Publié 15 minutes de lectureMike ThriftMike Thrift
Donnez le surplus, déduisez plus que son coût : l'avantage fiscal pour les dons alimentaires que la plupart des entreprises ignorent

Chaque semaine, votre entreprise paie deux fois pour la nourriture qu'elle jette : une fois quand vous l'achetez, et une autre fois quand vous payez pour la transporter à la poubelle. Dans tout le système alimentaire américain, près d'un tiers de toute la nourriture est perdu ou gaspillé en route des fermes aux assiettes — environ 60 millions de tonnes par an, soit environ 114 milliards de repas de nourriture, selon les données sur le gaspillage alimentaire de ReFED. Si vous gérez un restaurant, une épicerie, un traiteur, une boulangerie, une ferme ou une entreprise de distribution alimentaire, une partie de ce gaspillage se trouve dans votre chambre froide en ce moment même, vous coûtant silencieusement de l'argent.

Voici la partie que la plupart des propriétaires n'entendent jamais : lorsque vous faites don de ce surplus à une banque alimentaire ou une soupe populaire au lieu de le jeter, le code fiscal vous permet de déduire jusqu'à deux fois le coût de la nourriture. Pas seulement votre coût — votre coût plus la moitié du profit que vous auriez réalisé en la vendant. C'est l'une des rares déductions de tout le code qui peut dépasser ce que vous avez réellement dépensé, c'est une loi permanente pour tous les types d'entreprises depuis 2015, et elle est accompagnée d'une protection fédérale de responsabilité qui protège les donateurs de bonne foi. Ce guide explique comment fonctionne la déduction majorée, qui est admissible, la paperasse qui la rend effective, et l'habitude de tenue de registres qui transforme votre journal de dons en économies à l'épreuve de la vérification.

Pourquoi les dons alimentaires bénéficient d'un traitement spécial

Commencez par la règle normale, car le contraste est tout l'intérêt. Lorsqu'une entreprise fait don d'inventaire à une œuvre de charité, la déduction est généralement limitée à son coût (base). Faites don d'une caisse de pâtes qui vous a coûté 40 $ et qui se serait vendue 100 $, et la déduction caritative ordinaire est de 40 $. Les 60 $ de profit non réalisé disparaissent simplement.
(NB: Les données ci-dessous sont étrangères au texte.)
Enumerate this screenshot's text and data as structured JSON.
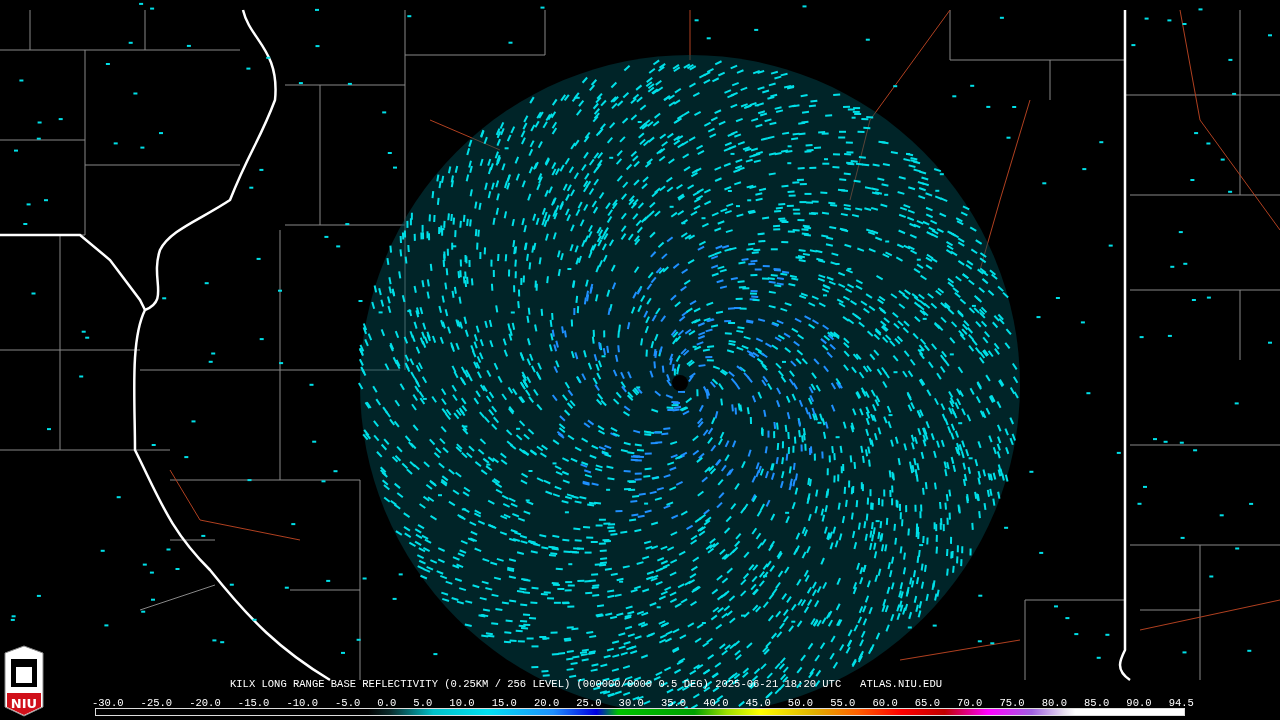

Le Congrès a décidé que ce calcul décourageait les dons alimentaires, alors il a créé une exception dans la Section 170(e)(3) de l'Internal Revenue Code : la déduction majorée pour les contributions admissibles d'inventaire alimentaire. Selon cette règle, la même caisse de pâtes peut générer une déduction bien supérieure à son coût de 40 $.

Pendant des décennies, il y a eu un piège — la version permanente de l'exception ne s'appliquait qu'aux sociétés de type C. Les propriétaires uniques, les sociétés de personnes, les LLC et les sociétés de type S n'obtenaient la déduction majorée que par le biais d'un prolongateur temporaire que le Congrès devait renouveler chaque année ou deux. La loi PATH Act de 2015 a mis fin à cette incertitude : elle a rendu la déduction majorée permanente pour les entreprises de toutes tailles et structures, a augmenté la limite annuelle et a ajouté une règle de coût spéciale pour les agriculteurs. Si vous avez sauté cet avantage il y a des années parce que votre comptable vous a dit que c'était un privilège réservé aux sociétés de type C, ce conseil est dépassé d'une décennie.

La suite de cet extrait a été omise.